2008 Eighth Annual Beckman Scholars Symposium
Thursday Poster Session - July 27, 2006

Brigitte Ziervogel
Department of Chemistry
University of Minnesota
Determination of the Pre-transfer Editing Mechanism of Escherichia coli Prolyl-tRNA Synthetase
Aminoacyl-tRNA synthetases activate specific amino acids and transfer them onto cognate tRNA molecules. Due to the similarity in amino acid side chains, synthetases sometimes misactivate non-cognate amino acids and misacylate their cognate tRNAs. Several pathways for correcting errors in amino acid activation (pre-transfer editing) and aminoacylation (post-transfer editing) have been proposed. Although it is well established that post-transfer editing occurs via hydrolysis of the aminoacyl ester bond in an active site that is distinct from the site of adenylate synthesis, the location and mechanism of pre-transfer editing are less well understood. Class II prolyl-tRNA synthetases (ProRS) has previously been shown to weakly misactivate non-cognate alanine and to carry out tRNA-independent pre-transfer editing. Therefore, the mechanism of pre-transfer editing by Escherichia coli ProRS was investigated. Comparison of the rates of ATP hydrolysis by ProRS stimulated in the presence of non-cognate alanine and cognate proline, as well as the non-catalytic solution hydrolysis of Ala-AMP and Pro-AMP, suggests that the editing reaction is not enzyme catalyzed.

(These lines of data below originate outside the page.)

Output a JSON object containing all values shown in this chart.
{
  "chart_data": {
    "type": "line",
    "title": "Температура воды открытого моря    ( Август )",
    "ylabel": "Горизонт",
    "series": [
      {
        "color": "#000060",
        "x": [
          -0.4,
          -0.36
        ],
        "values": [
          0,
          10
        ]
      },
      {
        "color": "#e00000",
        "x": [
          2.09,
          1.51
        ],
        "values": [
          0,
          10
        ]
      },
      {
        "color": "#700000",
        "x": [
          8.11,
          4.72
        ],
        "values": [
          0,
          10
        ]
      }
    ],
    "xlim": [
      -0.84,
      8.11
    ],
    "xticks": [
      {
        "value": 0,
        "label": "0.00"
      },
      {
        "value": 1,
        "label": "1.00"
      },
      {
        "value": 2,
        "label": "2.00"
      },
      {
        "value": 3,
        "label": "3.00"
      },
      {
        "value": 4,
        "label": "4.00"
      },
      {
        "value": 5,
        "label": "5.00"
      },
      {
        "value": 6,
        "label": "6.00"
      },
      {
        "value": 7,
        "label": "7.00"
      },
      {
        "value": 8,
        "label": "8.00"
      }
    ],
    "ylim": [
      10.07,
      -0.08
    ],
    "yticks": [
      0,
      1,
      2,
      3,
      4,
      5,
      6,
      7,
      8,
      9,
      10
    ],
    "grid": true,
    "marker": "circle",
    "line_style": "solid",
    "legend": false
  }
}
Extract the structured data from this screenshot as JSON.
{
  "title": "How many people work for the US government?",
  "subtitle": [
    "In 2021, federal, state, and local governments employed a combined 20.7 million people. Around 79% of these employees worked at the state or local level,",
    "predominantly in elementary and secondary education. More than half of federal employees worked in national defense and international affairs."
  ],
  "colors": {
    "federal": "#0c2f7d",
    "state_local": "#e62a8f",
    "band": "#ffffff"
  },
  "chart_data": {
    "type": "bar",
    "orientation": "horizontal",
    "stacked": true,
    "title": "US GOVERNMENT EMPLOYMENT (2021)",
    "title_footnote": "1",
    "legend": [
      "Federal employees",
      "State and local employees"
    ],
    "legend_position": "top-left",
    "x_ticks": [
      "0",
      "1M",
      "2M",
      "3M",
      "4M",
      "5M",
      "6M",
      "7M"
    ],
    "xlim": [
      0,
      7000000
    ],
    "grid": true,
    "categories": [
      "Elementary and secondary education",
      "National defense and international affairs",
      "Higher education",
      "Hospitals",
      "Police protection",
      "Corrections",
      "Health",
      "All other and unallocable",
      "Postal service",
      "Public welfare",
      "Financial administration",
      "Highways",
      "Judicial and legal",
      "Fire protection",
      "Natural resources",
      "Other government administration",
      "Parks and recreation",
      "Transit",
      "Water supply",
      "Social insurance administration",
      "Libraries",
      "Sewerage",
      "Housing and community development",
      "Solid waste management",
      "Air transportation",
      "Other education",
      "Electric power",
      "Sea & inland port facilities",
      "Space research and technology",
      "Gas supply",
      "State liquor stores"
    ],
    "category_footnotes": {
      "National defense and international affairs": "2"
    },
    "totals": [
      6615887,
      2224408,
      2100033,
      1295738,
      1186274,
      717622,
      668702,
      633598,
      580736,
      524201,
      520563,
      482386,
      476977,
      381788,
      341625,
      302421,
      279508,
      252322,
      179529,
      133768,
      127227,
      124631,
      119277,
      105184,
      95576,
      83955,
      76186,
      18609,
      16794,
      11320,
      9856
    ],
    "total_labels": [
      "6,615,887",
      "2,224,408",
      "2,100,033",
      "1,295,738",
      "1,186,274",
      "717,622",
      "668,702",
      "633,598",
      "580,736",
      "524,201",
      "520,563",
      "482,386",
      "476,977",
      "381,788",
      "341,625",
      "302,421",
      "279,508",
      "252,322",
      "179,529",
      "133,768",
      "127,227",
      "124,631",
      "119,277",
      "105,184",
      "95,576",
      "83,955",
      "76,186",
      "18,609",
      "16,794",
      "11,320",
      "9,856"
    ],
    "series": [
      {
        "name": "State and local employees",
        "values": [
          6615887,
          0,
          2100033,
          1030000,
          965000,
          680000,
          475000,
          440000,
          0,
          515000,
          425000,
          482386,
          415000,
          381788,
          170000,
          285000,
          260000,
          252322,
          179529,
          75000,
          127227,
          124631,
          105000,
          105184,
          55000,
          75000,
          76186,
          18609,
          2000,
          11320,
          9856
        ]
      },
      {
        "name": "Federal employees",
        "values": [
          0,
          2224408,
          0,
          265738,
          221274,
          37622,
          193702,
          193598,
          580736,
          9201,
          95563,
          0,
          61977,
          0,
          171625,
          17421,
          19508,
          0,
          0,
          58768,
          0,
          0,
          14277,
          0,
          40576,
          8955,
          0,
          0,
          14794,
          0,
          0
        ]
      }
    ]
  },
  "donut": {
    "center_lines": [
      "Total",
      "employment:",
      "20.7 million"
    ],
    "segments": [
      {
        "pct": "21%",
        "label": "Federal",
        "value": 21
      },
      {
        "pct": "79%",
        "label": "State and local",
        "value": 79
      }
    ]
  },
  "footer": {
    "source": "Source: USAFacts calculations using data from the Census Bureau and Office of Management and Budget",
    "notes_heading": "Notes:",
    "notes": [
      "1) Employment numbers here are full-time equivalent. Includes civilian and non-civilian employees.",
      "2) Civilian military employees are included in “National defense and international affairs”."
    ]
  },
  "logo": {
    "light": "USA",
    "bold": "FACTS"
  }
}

The relative binding affinities estimated for cognate and non-cognate non-hydrolyzable adenylate analogs show that ProRS binds the alanine analog ~20-fold less tightly than the corresponding proline analog. Kinetic data also show that there is a direct correlation between the KM measured for various proline analogs and their relative rates of pre-transfer editing. Taken together, these data support a non-enzymatic, or selective hydrolysis, model for pre-transfer editing wherein the non-cognate substrate is more readily released from the enzyme’s active site and hydrolyzed in solution.